Jerron Wishom

No. 24
- Position: Cornerback

Personal information
- Born: March 1, 1982 (age 44) New Orleans, Louisiana, U.S.
- Listed height: 6 ft 0 in (1.83 m)
- Listed weight: 197 lb (89 kg)

Career information
- College: Louisiana Tech
- NFL draft: 2005: undrafted

Career history
- Houston Texans (2005)*; Green Bay Packers (2005); San Francisco 49ers (2006)*; Minnesota Vikings (2007)*; Cologne Centurions (2007); Dallas Cowboys (2008)*; Montreal Alouettes (2008)*; Saskatchewan Roughriders (2009)*; Orlando Predators (2010)*; Bossier-Shreveport Battle Wings (2010); New Orleans VooDoo (2011); Dallas Vigilantes (2011); Virginia Destroyers (2011)*; New Orleans VooDoo (2012);
- * Offseason and/or practice squad member only
- Stats at Pro Football Reference

= Jerron Wishom =

American football player (born 1982)

Jerron Romalas Wishom (born March 1, 1982) is an American former professional football player who was a cornerback in the National Football League (NFL).
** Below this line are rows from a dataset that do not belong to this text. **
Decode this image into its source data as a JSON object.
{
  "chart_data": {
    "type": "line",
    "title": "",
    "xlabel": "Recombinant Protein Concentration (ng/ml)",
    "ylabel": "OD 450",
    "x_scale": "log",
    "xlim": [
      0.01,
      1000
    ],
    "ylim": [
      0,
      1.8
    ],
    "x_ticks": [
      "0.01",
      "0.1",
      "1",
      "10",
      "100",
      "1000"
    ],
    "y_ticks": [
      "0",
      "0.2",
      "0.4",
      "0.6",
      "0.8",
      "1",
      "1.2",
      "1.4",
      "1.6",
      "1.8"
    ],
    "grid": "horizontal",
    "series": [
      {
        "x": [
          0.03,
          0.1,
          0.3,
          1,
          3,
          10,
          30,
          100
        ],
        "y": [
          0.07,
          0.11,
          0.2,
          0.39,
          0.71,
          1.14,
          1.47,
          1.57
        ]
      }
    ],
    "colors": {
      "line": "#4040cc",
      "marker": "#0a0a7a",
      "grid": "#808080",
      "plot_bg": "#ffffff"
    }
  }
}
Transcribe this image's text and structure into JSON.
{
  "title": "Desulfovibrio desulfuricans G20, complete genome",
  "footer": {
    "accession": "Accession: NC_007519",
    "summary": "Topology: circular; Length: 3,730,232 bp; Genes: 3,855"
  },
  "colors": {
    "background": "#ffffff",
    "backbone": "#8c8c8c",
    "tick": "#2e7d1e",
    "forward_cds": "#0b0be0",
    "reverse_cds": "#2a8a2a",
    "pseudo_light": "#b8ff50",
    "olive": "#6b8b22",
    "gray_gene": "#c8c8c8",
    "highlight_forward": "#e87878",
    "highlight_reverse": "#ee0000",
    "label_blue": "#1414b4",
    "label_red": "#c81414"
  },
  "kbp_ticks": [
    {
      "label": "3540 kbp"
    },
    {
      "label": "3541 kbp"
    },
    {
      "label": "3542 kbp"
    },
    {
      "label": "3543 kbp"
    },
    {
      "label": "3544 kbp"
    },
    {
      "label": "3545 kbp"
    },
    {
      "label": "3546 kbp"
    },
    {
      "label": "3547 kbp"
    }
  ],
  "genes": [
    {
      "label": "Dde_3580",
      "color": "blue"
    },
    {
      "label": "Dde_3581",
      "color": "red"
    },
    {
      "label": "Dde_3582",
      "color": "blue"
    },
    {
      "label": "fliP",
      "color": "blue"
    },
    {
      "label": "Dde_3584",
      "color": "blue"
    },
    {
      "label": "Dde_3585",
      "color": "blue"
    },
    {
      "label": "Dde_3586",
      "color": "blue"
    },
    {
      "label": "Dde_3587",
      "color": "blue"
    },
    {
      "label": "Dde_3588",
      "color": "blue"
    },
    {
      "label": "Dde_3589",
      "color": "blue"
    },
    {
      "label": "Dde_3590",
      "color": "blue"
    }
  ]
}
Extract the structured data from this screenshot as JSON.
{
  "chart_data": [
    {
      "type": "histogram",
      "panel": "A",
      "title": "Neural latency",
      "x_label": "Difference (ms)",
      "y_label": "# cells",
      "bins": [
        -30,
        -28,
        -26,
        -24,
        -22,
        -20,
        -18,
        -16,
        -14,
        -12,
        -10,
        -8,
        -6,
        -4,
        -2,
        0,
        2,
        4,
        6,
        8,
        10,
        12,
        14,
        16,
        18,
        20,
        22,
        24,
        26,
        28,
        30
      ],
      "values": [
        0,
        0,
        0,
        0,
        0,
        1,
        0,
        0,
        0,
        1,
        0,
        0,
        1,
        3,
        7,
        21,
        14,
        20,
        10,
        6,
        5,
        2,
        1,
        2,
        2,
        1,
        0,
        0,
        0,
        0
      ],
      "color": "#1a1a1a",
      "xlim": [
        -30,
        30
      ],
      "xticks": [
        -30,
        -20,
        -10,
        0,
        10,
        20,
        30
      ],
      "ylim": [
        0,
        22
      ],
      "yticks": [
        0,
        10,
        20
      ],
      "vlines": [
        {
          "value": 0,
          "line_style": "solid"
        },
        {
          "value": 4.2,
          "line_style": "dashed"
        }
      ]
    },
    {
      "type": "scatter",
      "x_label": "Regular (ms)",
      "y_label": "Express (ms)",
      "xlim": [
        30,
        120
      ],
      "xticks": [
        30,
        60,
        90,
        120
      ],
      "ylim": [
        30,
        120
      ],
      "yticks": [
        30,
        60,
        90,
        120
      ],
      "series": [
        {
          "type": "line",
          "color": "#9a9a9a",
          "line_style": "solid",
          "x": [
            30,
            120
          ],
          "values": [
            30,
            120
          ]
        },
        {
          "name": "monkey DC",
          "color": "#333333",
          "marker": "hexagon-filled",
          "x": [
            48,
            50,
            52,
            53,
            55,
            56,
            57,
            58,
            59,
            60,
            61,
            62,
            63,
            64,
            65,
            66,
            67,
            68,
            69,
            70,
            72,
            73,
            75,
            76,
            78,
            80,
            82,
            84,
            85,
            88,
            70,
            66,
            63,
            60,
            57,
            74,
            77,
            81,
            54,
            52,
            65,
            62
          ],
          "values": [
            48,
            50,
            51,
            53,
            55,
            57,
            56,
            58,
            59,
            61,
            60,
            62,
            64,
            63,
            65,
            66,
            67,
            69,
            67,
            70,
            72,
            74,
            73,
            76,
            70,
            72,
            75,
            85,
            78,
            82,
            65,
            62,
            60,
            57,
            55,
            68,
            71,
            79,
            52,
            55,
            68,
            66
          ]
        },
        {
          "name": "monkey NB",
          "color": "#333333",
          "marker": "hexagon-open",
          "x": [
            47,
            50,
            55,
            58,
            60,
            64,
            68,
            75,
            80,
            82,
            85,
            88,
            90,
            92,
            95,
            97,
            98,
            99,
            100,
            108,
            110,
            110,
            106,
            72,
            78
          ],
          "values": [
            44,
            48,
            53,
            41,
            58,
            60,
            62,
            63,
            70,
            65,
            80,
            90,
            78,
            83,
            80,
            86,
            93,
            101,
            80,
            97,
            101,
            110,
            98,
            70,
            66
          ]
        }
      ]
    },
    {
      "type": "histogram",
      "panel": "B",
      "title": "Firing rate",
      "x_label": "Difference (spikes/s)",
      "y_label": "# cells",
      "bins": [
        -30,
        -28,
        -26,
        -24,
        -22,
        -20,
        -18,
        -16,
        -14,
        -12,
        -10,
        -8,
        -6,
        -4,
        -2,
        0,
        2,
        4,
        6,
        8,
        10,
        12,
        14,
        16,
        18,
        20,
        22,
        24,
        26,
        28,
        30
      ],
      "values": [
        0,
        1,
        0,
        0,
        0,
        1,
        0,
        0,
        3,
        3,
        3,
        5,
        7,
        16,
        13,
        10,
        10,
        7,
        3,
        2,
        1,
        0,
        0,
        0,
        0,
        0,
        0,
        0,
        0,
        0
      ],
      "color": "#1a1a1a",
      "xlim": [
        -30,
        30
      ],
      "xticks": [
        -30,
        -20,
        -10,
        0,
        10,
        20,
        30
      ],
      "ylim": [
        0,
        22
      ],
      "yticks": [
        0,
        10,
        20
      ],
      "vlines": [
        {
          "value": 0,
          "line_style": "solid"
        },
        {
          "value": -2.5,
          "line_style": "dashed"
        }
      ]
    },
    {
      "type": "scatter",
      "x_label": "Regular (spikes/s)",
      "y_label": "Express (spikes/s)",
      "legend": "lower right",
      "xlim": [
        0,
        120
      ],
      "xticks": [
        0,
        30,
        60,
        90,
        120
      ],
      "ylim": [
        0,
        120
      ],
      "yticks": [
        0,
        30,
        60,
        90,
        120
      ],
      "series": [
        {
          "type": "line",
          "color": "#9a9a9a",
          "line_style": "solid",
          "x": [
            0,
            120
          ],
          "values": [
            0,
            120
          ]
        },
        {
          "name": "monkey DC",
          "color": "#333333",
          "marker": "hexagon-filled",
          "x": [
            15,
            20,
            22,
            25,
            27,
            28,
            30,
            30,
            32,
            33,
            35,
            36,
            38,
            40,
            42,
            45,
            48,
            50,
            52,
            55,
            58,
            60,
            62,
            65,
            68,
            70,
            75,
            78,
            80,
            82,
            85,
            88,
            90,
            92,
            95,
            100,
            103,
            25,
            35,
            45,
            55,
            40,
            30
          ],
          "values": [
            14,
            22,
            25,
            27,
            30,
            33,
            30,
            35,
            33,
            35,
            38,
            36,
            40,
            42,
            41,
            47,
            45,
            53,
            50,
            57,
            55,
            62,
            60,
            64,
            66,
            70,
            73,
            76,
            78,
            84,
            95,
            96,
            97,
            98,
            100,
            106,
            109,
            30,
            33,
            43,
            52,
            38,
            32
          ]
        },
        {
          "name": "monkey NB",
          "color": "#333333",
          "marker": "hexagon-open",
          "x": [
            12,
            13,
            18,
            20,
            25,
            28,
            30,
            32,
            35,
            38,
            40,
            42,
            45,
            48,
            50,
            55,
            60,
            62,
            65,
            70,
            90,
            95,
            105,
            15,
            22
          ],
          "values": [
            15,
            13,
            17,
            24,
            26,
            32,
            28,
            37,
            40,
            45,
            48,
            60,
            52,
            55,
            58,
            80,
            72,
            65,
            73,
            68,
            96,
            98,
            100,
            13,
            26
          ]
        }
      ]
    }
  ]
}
He played college football for the Louisiana Tech Bulldogs and was signed by the Houston Texans as an undrafted free agent in 2005.

Wishom was also a member of the Green Bay Packers, San Francisco 49ers, Minnesota Vikings, Dallas Cowboys, Montreal Alouettes, Saskatchewan Roughriders, New Orleans VooDoo and Dallas Vigilantes.

==Early life==
Jerron graduated from Lutcher High School in Lutcher, LA in 2000.